Low-level biological dosimetry of heterocyclic amine carcinogens isolated from cooked food

The bioavailability and the bioreactivity of the carcinogenic heterocyclic amine [2-¹⁴C]2-amino-1-methyl-6-phenylimidazo[4,5-b]pyridine (PhIP) have been investigated at a dose approximating that likely from the human diet by accelerator mass spectrometry (AMS). [2-¹⁴C]PhIP was administered to mice at a dose equivalent to the consumption of two 100 g beef patties (41 ng/kg). The biological half-life of PhIP was 1 hr, with 90% of the dose being excreted via the urine.
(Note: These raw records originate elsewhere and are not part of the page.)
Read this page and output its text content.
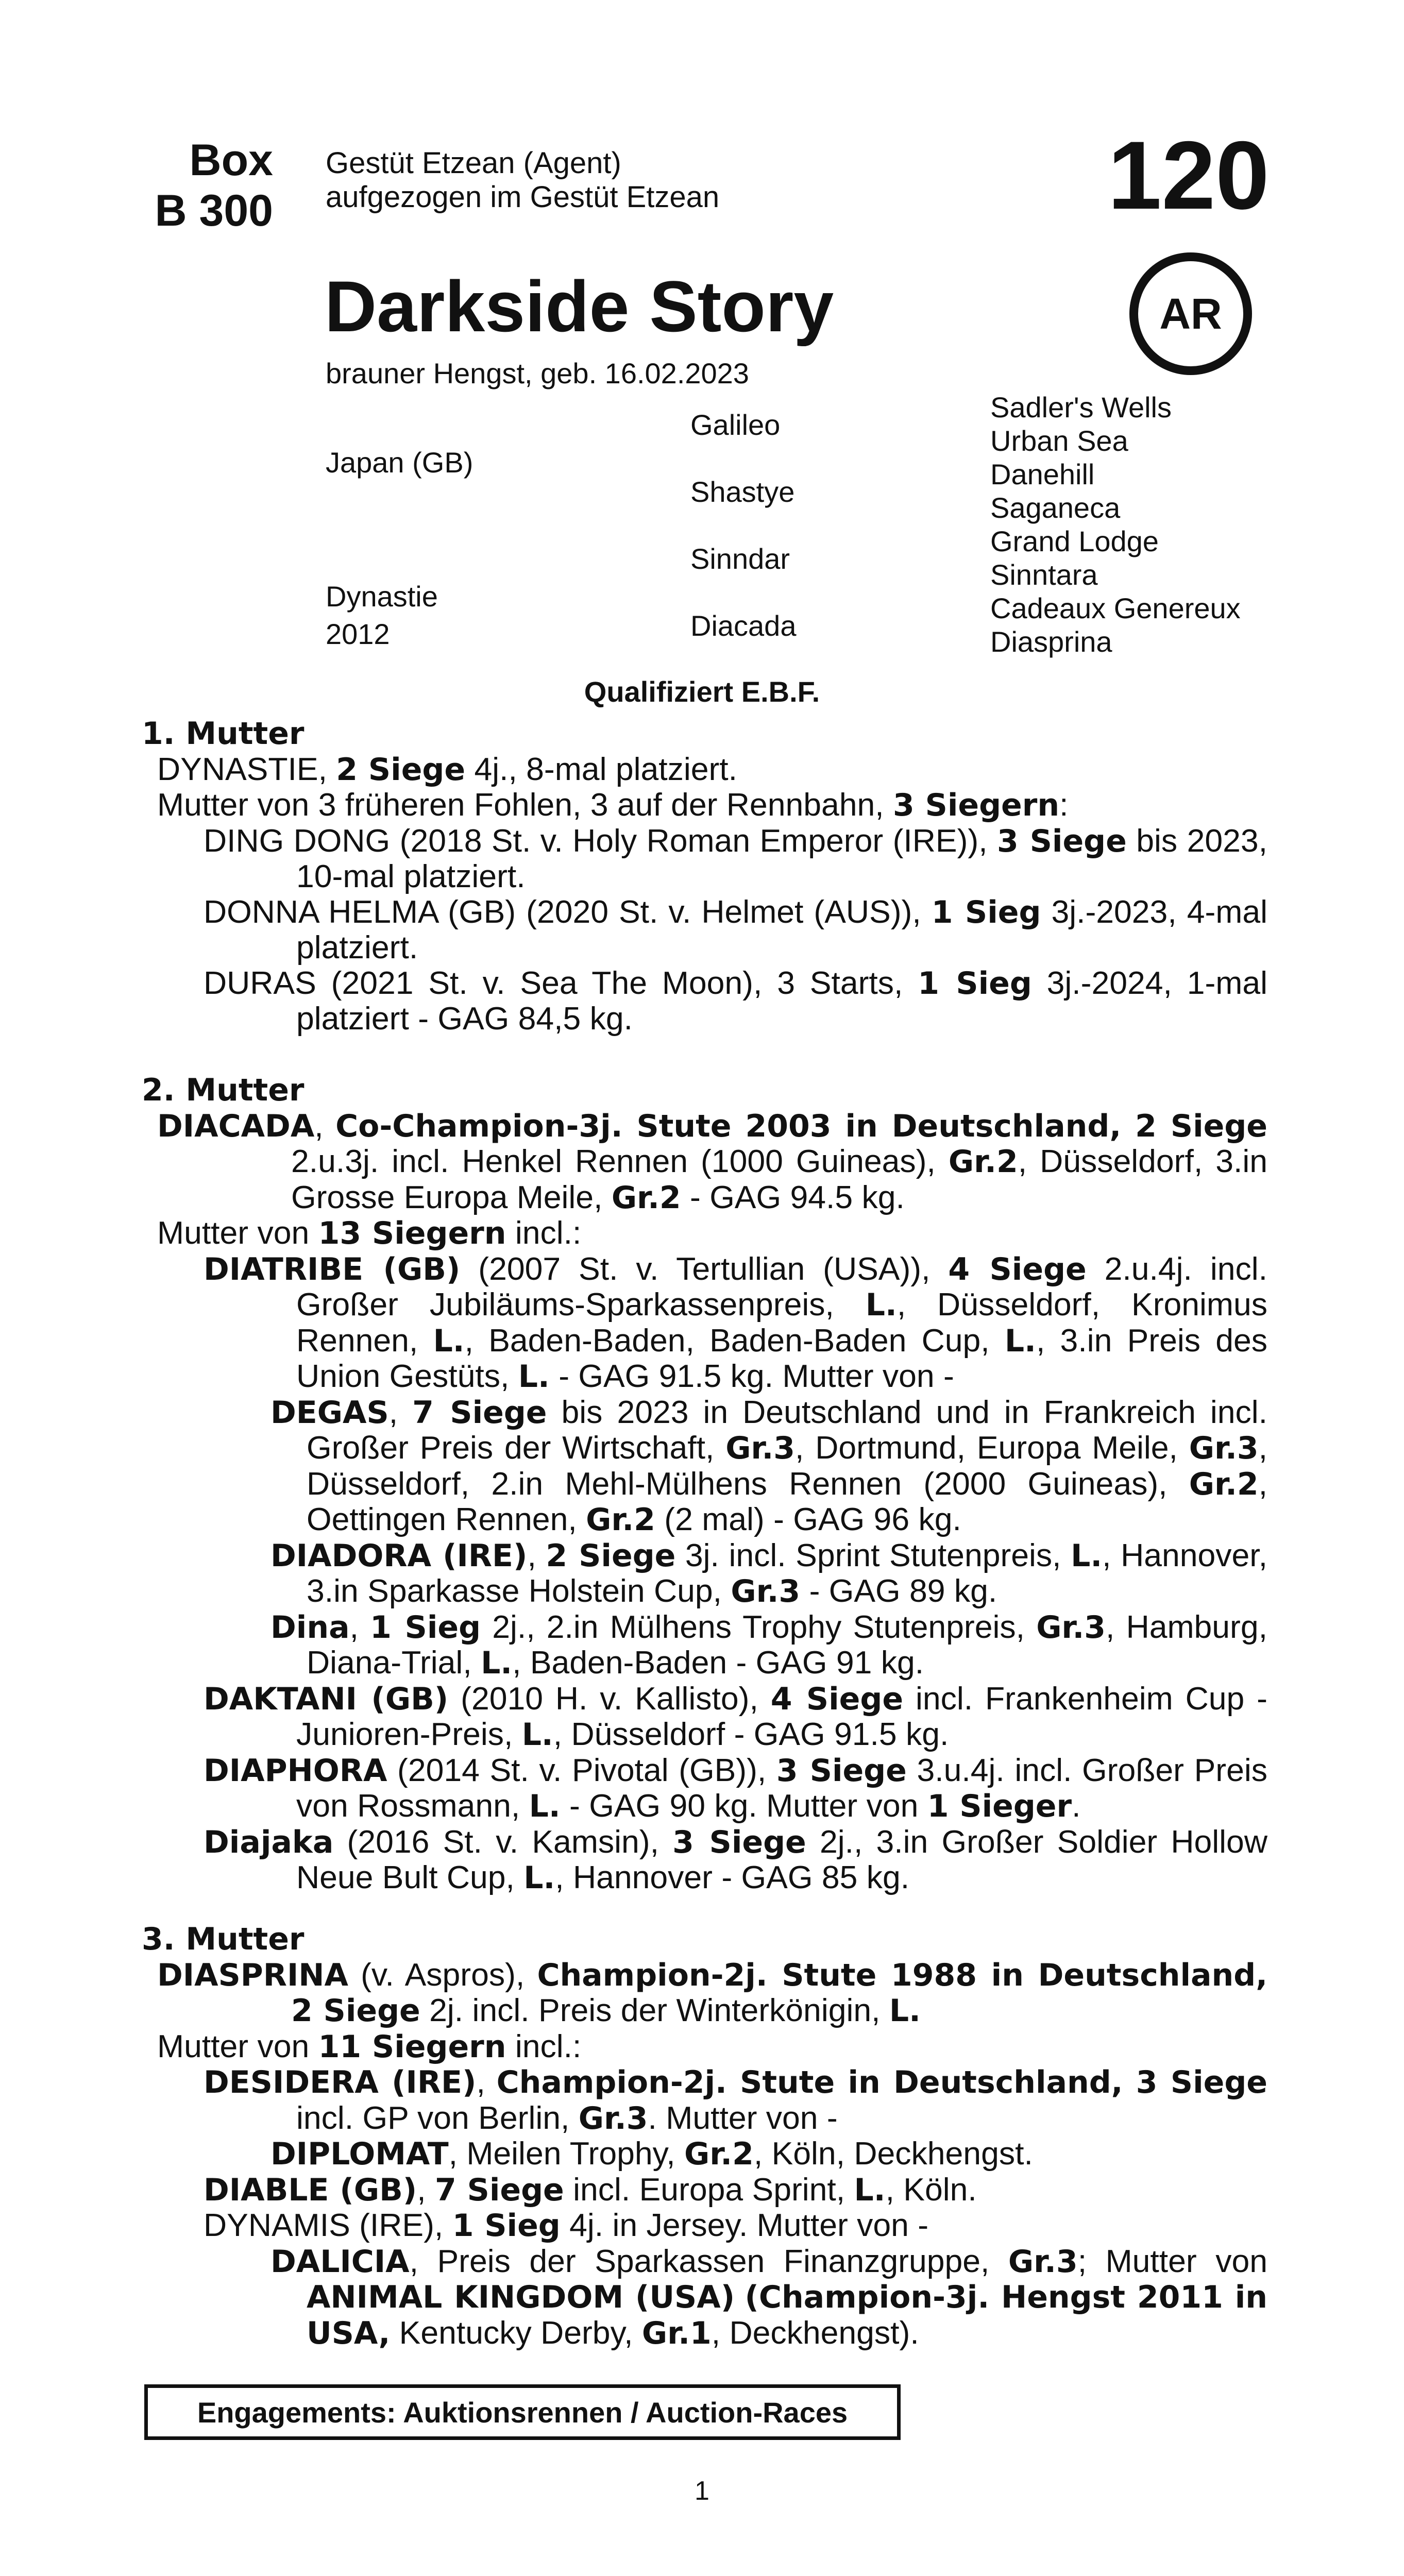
Box
B 300
Gestüt Etzean (Agent)
aufgezogen im Gestüt Etzean	120
AR
Darkside Story
brauner Hengst, geb. 16.02.2023
Japan (GB)
Dynastie
2012
Galileo
Shastye
Sinndar
Diacada
Sadler's Wells
Urban Sea
Danehill
Saganeca
Grand Lodge
Sinntara
Cadeaux Genereux
Diasprina
Qualifiziert E.B.F.
1. Mutter
DYNASTIE, 2 Siege 4j., 8-mal platziert.
Mutter von 3 früheren Fohlen, 3 auf der Rennbahn, 3 Siegern:
DING DONG (2018 St. v. Holy Roman Emperor (IRE)), 3 Siege bis 2023, 10-mal platziert.
DONNA HELMA (GB) (2020 St. v. Helmet (AUS)), 1 Sieg 3j.-2023, 4-mal platziert.
DURAS (2021 St. v. Sea The Moon), 3 Starts, 1 Sieg 3j.-2024, 1-mal platziert - GAG 84,5 kg.
2. Mutter
DIACADA, Co-Champion-3j. Stute 2003 in Deutschland, 2 Siege 2.u.3j. incl. Henkel Rennen (1000 Guineas), Gr.2, Düsseldorf, 3.in Grosse Europa Meile, Gr.2 - GAG 94.5 kg.
Mutter von 13 Siegern incl.:
DIATRIBE (GB) (2007 St. v. Tertullian (USA)), 4 Siege 2.u.4j. incl. Großer Jubiläums-Sparkassenpreis, L., Düsseldorf, Kronimus Rennen, L., Baden-Baden, Baden-Baden Cup, L., 3.in Preis des Union Gestüts, L. - GAG 91.5 kg. Mutter von -
DEGAS, 7 Siege bis 2023 in Deutschland und in Frankreich incl. Großer Preis der Wirtschaft, Gr.3, Dortmund, Europa Meile, Gr.3, Düsseldorf, 2.in Mehl-Mülhens Rennen (2000 Guineas), Gr.2, Oettingen Rennen, Gr.2 (2 mal) - GAG 96 kg.
DIADORA (IRE), 2 Siege 3j. incl. Sprint Stutenpreis, L., Hannover, 3.in Sparkasse Holstein Cup, Gr.3 - GAG 89 kg.
Dina, 1 Sieg 2j., 2.in Mülhens Trophy Stutenpreis, Gr.3, Hamburg, Diana-Trial, L., Baden-Baden - GAG 91 kg.
DAKTANI (GB) (2010 H. v. Kallisto), 4 Siege incl. Frankenheim Cup - Junioren-Preis, L., Düsseldorf - GAG 91.5 kg.
DIAPHORA (2014 St. v. Pivotal (GB)), 3 Siege 3.u.4j. incl. Großer Preis von Rossmann, L. - GAG 90 kg. Mutter von 1 Sieger.
Diajaka (2016 St. v. Kamsin), 3 Siege 2j., 3.in Großer Soldier Hollow Neue Bult Cup, L., Hannover - GAG 85 kg.
3. Mutter
DIASPRINA (v. Aspros), Champion-2j. Stute 1988 in Deutschland, 2 Siege 2j. incl. Preis der Winterkönigin, L.
Mutter von 11 Siegern incl.:
DESIDERA (IRE), Champion-2j. Stute in Deutschland, 3 Siege incl. GP von Berlin, Gr.3. Mutter von -
DIPLOMAT, Meilen Trophy, Gr.2, Köln, Deckhengst.
DIABLE (GB), 7 Siege incl. Europa Sprint, L., Köln.
DYNAMIS (IRE), 1 Sieg 4j. in Jersey. Mutter von -
DALICIA, Preis der Sparkassen Finanzgruppe, Gr.3; Mutter von ANIMAL KINGDOM (USA) (Champion-3j. Hengst 2011 in USA, Kentucky Derby, Gr.1, Deckhengst).
Engagements: Auktionsrennen / Auction-Races
1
Peak tissue PhIP concentrations were reached within 3 hr, with the highest levels in the tissues of the gastrointestinal tract, followed by the liver, kidney, pancreas, and thymus. Since the detection limit by AMS is dependent on the natural abundance of ¹⁴C, we have achieved further increases in sensitivity by producing mice that have 20% of the natural abundance of ¹⁴C. Use of these ¹⁴C-depleted animals allows measurements to he made near the natural level of exposure for many environmental carcinogens PhIP-DNA adduct levels have also been measured by ³²P-postlabeling at doses of 1.0, 10, and 20 mg/kg. The highest adduct levels were found in the pancreas, thymus, heart, and liver and increased linearly with dose. The principal adducts are derived from guanine.